In Italia la vita è sempre più lunga: 23.548 persone oltre i 100 anni, ma serve un nuovo welfare
Vivere fino a 100 anni, in Italia non è più un’eccezione. Gli italiani centenari oggi sono 23.548, mentre nel 1960 erano solo 594. La nostra nazione invecchia più in fretta di quanto riesca ad adattarsi. Il dato arriva dal 59° Rapporto Censis sulla situazione sociale del Paese e racconta di un Paese dove un cittadino su quattro ha più di 65 anni e la longevità non è più solo una conquista, ma una variabile che mette sotto pressione sanità, welfare e previdenza.
In particolare, sono 14,6 milioni le persone over 65, si tratta del 24,7% della popolazione, mentre nel 2000 erano il 18,1%, pari a 10,3 milioni. Tornando al 1960, il dato si fermava al 9,3%, con 4,6 milioni di anziani. In altre parole, in poco più di sessant’anni la struttura demografica dell’Italia si è trasformata.
Alla base di questa trasformazione c’è l’allungamento della vita. Superata la fase pandemica, infatti, l’aspettativa di vita è tornata a crescere. In un solo anno l’incremento è stato di circa cinque mesi: oggi le donne raggiungono 85,5 anni e gli uomini 81,4.

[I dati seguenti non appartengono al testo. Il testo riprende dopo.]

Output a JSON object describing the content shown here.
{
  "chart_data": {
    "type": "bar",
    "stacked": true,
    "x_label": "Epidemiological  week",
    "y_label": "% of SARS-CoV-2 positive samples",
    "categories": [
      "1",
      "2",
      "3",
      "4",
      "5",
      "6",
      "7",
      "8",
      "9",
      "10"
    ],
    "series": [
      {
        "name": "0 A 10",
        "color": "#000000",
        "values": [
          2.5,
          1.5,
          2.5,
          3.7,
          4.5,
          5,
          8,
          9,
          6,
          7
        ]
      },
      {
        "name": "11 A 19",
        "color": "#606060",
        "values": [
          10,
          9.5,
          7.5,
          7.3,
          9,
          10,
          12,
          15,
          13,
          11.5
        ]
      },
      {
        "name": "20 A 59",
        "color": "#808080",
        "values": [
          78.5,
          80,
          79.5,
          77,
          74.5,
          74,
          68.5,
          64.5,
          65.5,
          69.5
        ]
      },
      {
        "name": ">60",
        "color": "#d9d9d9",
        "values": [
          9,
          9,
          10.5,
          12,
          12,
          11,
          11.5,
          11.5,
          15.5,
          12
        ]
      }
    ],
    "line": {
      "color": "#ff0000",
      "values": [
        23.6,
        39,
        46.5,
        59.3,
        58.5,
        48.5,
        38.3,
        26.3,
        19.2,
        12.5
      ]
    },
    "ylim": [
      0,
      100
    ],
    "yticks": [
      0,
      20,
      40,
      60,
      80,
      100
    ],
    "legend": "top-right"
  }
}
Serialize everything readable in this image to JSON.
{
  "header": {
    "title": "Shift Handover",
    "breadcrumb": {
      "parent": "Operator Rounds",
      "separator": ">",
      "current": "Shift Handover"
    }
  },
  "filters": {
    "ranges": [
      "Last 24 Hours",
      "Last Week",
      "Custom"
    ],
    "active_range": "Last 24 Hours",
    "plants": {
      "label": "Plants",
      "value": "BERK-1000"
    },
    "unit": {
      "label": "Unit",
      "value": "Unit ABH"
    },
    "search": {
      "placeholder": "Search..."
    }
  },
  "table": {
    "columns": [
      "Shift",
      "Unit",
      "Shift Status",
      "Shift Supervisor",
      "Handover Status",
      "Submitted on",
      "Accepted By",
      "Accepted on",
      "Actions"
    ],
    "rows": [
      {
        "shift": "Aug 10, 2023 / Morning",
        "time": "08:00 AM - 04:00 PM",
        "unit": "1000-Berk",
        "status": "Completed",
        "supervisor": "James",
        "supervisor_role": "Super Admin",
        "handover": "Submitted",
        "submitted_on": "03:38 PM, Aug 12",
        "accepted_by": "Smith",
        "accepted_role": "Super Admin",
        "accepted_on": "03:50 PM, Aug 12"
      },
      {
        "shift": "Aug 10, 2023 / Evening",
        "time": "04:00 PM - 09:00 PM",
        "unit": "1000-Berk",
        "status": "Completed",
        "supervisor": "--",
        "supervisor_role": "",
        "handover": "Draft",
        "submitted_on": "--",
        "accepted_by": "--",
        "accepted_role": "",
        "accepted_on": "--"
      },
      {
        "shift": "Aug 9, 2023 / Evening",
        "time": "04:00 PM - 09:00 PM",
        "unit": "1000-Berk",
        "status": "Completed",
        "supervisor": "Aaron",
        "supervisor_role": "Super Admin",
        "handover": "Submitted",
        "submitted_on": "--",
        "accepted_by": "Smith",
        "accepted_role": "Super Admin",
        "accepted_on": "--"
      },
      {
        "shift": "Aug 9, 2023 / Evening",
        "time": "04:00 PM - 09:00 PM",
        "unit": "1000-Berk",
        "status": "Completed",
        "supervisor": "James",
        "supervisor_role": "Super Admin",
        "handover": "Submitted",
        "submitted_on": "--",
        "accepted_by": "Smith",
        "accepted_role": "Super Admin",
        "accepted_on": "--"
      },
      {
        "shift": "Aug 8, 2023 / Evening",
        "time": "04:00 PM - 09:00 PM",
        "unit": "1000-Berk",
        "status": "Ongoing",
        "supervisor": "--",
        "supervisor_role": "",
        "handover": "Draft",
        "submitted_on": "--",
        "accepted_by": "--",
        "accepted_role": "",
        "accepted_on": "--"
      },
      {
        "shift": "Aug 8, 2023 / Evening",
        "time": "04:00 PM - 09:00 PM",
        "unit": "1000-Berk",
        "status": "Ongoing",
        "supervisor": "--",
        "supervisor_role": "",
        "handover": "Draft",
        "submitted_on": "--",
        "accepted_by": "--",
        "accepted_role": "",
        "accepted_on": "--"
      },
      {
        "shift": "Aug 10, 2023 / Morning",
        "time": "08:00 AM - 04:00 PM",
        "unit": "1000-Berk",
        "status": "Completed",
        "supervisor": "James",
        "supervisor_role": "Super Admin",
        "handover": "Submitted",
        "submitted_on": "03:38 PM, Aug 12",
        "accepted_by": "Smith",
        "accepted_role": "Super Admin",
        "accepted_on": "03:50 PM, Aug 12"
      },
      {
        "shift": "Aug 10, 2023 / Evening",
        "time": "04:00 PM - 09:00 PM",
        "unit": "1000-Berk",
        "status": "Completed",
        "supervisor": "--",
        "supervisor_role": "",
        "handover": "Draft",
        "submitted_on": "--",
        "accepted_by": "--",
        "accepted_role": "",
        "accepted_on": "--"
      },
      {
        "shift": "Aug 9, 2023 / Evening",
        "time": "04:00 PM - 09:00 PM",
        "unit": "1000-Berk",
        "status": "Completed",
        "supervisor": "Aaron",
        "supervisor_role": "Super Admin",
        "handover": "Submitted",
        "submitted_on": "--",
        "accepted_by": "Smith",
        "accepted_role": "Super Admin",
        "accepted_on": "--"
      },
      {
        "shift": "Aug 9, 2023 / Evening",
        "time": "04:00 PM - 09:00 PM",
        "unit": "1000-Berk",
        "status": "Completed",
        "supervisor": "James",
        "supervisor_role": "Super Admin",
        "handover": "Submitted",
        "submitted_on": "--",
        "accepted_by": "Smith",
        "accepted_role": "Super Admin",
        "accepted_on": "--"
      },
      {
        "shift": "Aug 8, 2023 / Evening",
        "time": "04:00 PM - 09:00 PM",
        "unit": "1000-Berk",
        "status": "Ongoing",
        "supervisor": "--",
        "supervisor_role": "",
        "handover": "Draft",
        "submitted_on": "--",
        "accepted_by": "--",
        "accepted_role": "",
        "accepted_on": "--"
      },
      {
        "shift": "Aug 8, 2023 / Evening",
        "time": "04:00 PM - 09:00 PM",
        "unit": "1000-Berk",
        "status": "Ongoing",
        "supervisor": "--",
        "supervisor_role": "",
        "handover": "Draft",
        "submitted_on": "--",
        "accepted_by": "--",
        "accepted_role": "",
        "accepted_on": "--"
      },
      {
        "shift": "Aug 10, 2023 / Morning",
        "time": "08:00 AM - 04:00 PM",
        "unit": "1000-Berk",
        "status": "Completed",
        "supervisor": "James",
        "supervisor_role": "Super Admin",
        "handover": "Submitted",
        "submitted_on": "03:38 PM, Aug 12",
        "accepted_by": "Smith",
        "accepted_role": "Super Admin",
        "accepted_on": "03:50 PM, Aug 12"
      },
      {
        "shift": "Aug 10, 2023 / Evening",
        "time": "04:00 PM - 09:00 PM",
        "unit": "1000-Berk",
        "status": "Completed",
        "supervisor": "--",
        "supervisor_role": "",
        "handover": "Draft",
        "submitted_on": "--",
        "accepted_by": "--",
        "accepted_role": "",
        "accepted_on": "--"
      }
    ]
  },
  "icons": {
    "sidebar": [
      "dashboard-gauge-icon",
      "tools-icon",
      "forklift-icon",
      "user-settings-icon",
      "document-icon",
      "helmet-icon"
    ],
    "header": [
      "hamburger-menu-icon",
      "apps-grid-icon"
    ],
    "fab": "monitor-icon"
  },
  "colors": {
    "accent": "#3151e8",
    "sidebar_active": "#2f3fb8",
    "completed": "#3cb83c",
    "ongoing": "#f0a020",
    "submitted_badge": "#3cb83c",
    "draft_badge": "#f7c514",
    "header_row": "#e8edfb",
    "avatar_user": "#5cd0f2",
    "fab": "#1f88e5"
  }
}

Il dato consolida la presenza di una popolazione anziana stabile e numerosa e secondo le proiezioni del Censis, il processo è destinato a proseguire. Nel 2045 le persone con più di 65 anni saliranno a 19 milioni e rappresenteranno il 34,1% della popolazione italiana.
Il Rapporto Censis descrive una generazione di anziani diversa dal passato. L’obiettivo non è solo vivere più a lungo, ma mantenere autonomia e ridurre l’impatto delle patologie. Emerge una tendenza a vivere come adulti, senza accettare automaticamente limiti legati all’età.
Questa generazione è però consapevole di una frattura in arrivo. Gli anziani di oggi sanno di custodire risorse che le generazioni successive rischiano di non avere nella stessa misura.
Welfare: la fiducia si riduce
L’invecchiamento mette a nudo i limiti del welfare. Il 78,5% degli italiani teme che, in caso di non autosufficienza, i servizi sanitari e assistenziali non siano adeguati. La percezione riguarda la capacità complessiva del sistema di rispondere a bisogni crescenti e più complessi.
La stessa sfiducia emerge rispetto ai rischi ambientali. Il 72,3% degli italiani ritiene che, in caso di eventi atmosferici estremi o catastrofi naturali, gli aiuti finanziari dello Stato sarebbero insufficienti. Di fronte a questo scenario, una parte consistente della popolazione dichiara una disponibilità alla tutela preventiva. Il 54,7% si dice disposto a destinare fino a 70 euro al mese per proteggersi dal rischio di non autosufficienza, dai danni legati al cambiamento climatico o da altri eventi avversi. Una disponibilità che segnala consapevolezza, ma non ancora una risposta concreta.
Il divario tra intenzioni e scelte reali
Tra dichiarazioni e comportamenti si apre però una distanza netta. Il 52,3% degli italiani ritiene possibile riorganizzare i consumi per liberare risorse da destinare a strumenti assicurativi. Nei fatti, il 70% non ha attivato alcuna forma di tutela finanziaria o assicurativa per la non autosufficienza.
Solo il 10,7% si dice pronto a ricorrere a polizze assicurative dedicate, il resto rinvia o delega. Il 37,2% afferma che affronterà il problema solo se si presenterà. Il 34,5% conta sui risparmi personali, il 22% sul welfare pubblico, il 19,9% sull’aiuto dei familiari e il 14,7% del campione su amici e volontari. Una strategia che concentra il rischio sul futuro.
Sanità sotto pressione e rapporto con i pazienti
A complicare il quadro c’è la condizione degli operatori sanitari. Il Rapporto Censis registra 22.049 casi di aggressioni in un anno ai danni di medici, infermieri e altri operatori nelle regioni italiane. Il 25,4% dei medici ha subito minacce, il 16,4% ha ricevuto denunce, mentre il 3,8% è stato vittima di violenze fisiche.
Il dato più significativo riguarda la percezione professionale. Il 71,8% dei medici dichiara di sentirsi un capro espiatorio delle inefficienze del Servizio sanitario, il rapporto medico-paziente si deteriora mentre aumentano i bisogni legati all’invecchiamento della popolazione. Una tensione che incide sulla capacità del sistema di reggere nel tempo.
Nei prossimi anni, sanità, welfare e previdenza saranno chiamati a misurarsi sempre di più con una longevità stabile: la posta in gioco è la qualità degli anni conquistati e la tenuta del sistema che deve sostenerli.